Zahl der Bachelor- und Masterabschlüsse an Sachsens Hochschulen gestiegen

"Die Qualität der Ausbildung muss stimmen. Nur dann wird es gelingen, den Bachelor als anerkannten Abschluss auch auf dem Arbeitsmarkt zu verankern", reagierte Sachsens Wissenschaftsministerin Dr. Eva-Maria Stange auf die heute vom Statistischen Landesamt Sachsen veröffentlichten Zahlen zu Hochschulabschlüssen in Sachsen. Demnach hatten im vergangenen Jahr 2.100 Studierende ihr Studium mit einem Bachelor oder Master abgeschlossen. (2007: 1591 Abschlüsse).
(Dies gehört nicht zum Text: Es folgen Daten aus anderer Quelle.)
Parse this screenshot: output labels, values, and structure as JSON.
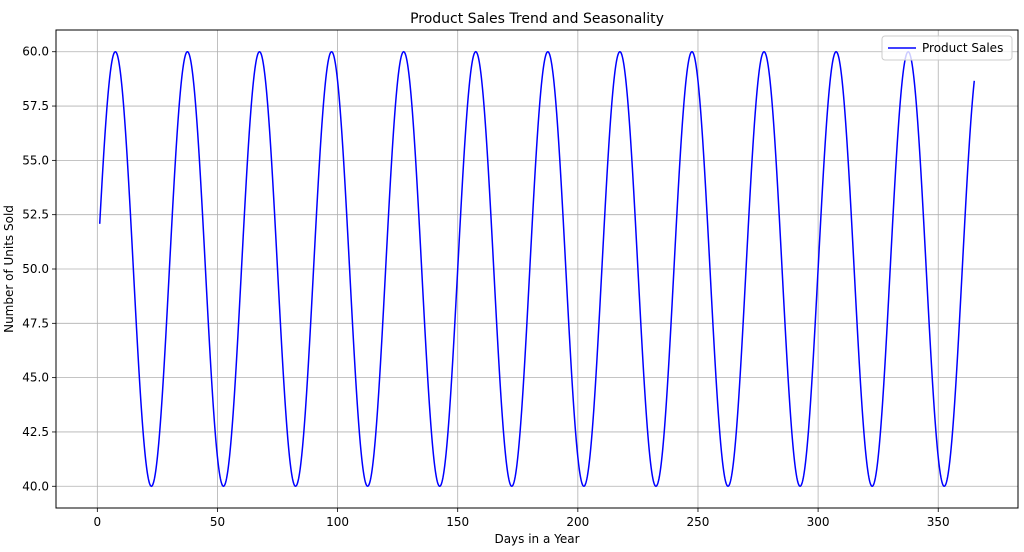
{
  "chart_data": {
    "type": "line",
    "title": "Product Sales Trend and Seasonality",
    "xlabel": "Days in a Year",
    "ylabel": "Number of Units Sold",
    "xlim": [
      -17.2,
      383.2
    ],
    "ylim": [
      39.0,
      61.0
    ],
    "xticks": [
      0,
      50,
      100,
      150,
      200,
      250,
      300,
      350
    ],
    "yticks": [
      40.0,
      42.5,
      45.0,
      47.5,
      50.0,
      52.5,
      55.0,
      57.5,
      60.0
    ],
    "grid": true,
    "legend_position": "top-right",
    "series": [
      {
        "name": "Product Sales",
        "color": "#0000ff",
        "x_start": 1,
        "x_end": 365,
        "mean": 50.0,
        "amplitude": 10.0,
        "period_days": 30,
        "peak_day": 7.5,
        "start_value": 52.1,
        "end_value": 58.7
      }
    ]
  }
}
24.06.2009 Pressemeldung Sächsisches Staatsministerium für Wissenschaft, Kultur und Tourismus

Bologna Prozess heiße eben nicht allein Umstellung auf Bachelor und Master und das so schnell wie möglich und um jeden Preis, so die Wissenschaftsministerin. Um den Ansprüchen des Bologna Prozesses zu genügen, müsse die Verbesserung der Qualität des Studiums stärker im Vordergrund stehen. Dazu gehöre auch eine zeitnahe Akkreditierung. Sie fordere die Hochschulen auf, ihre Studiengänge qualitativ zu überprüfen. Das betreffe auch die zu hohe Anzahl an Prüfungen. Außerdem müssten Bachelor- und Masterstudium besser aufeinander abgestimmt werden. "Studierende jedes Bundeslandes müssen nach ihrem Bachelorstudium problemlos in einen Masterstudiengang eines anderen Bundeslandes oder einer anderen Hochschule wechseln können. Hier müssen die Hochschulen Hürden abbauen", forderte die Ministerin.